Network Security Internet Technology Development Database Servers Mobile Phone Android Software Apple Software Computer Software News IT Information

In addition to Weibo, there is also WeChat

Please pay attention

WeChat public account

Shulou

CRI + shimv2: a kind of Kubernetes?

2025-02-22 Update From: SLTechnology News&Howtos shulou NAV: SLTechnology News&Howtos > Servers >

Share

Shulou(Shulou.com)06/02 Report--

The current focus of the Kubernetes project is to expose more interfaces and extensible mechanisms for developers and users, and to delegate more user requirements to the community. Among them, the most mature and important interface is CRI. In 2018, the emergence of shimv2 API, led by the containerd community, brings a more mature and convenient practice for users to integrate their own container runtime on the basis of CRI.

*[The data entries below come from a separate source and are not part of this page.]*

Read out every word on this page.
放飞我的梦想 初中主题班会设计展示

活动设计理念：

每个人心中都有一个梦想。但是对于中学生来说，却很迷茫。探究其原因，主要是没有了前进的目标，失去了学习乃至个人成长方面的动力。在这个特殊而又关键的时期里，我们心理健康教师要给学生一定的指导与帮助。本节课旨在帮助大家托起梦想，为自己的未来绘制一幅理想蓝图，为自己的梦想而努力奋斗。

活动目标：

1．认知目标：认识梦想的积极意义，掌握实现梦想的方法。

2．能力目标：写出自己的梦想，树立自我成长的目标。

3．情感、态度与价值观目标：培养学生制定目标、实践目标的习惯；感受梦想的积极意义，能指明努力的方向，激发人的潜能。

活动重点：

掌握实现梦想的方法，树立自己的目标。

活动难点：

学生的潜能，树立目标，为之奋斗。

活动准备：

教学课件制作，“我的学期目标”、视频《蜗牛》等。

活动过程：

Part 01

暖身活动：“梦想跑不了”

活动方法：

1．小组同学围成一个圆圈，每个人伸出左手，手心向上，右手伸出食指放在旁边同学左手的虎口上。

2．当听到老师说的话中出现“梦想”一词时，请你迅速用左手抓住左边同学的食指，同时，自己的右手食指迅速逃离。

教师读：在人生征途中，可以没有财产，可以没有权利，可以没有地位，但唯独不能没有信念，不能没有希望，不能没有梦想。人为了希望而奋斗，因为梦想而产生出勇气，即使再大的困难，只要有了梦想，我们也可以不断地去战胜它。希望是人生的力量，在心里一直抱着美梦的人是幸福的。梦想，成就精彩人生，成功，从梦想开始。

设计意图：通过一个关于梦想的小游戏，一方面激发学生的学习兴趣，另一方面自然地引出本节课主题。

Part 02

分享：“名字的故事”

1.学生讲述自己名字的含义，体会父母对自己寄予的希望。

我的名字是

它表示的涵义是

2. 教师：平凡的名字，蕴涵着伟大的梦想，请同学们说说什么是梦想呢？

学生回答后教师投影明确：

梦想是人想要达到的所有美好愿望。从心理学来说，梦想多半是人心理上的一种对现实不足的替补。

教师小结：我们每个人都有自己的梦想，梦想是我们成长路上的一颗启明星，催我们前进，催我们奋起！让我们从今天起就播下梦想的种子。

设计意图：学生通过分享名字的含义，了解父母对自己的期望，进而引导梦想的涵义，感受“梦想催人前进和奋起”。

This lecture shares the design and implementation of key technical features such as Kubernetes interface design, CRI, container runtime, shimv2, RuntimeClass, etc., and takes KataContainers as an example to demonstrate the use of the above technical features for the audience. This article is based on the shorthand of Zhang Lei's speech at KubeCon + CloudNativeCon 2018.

Zhang Lei

Alibaba senior technical expert

Senior members of the Kubernetes community and project maintainers

Zhang Lei, senior technical expert of Ali Group, senior member of Kubernetes project and co-maintainer. It mainly focuses on the characteristics of container runtime interface (CRI), scheduling, resource management and container runtime based on virtualization technology, and is jointly responsible for the engineering work of the upstream Kubernetes and Ali Group large-scale cluster management system. Zhang Lei has worked on Microsoft Research (MSR) and the KataContainers team, and was a popular speaker at the KubeCon conference.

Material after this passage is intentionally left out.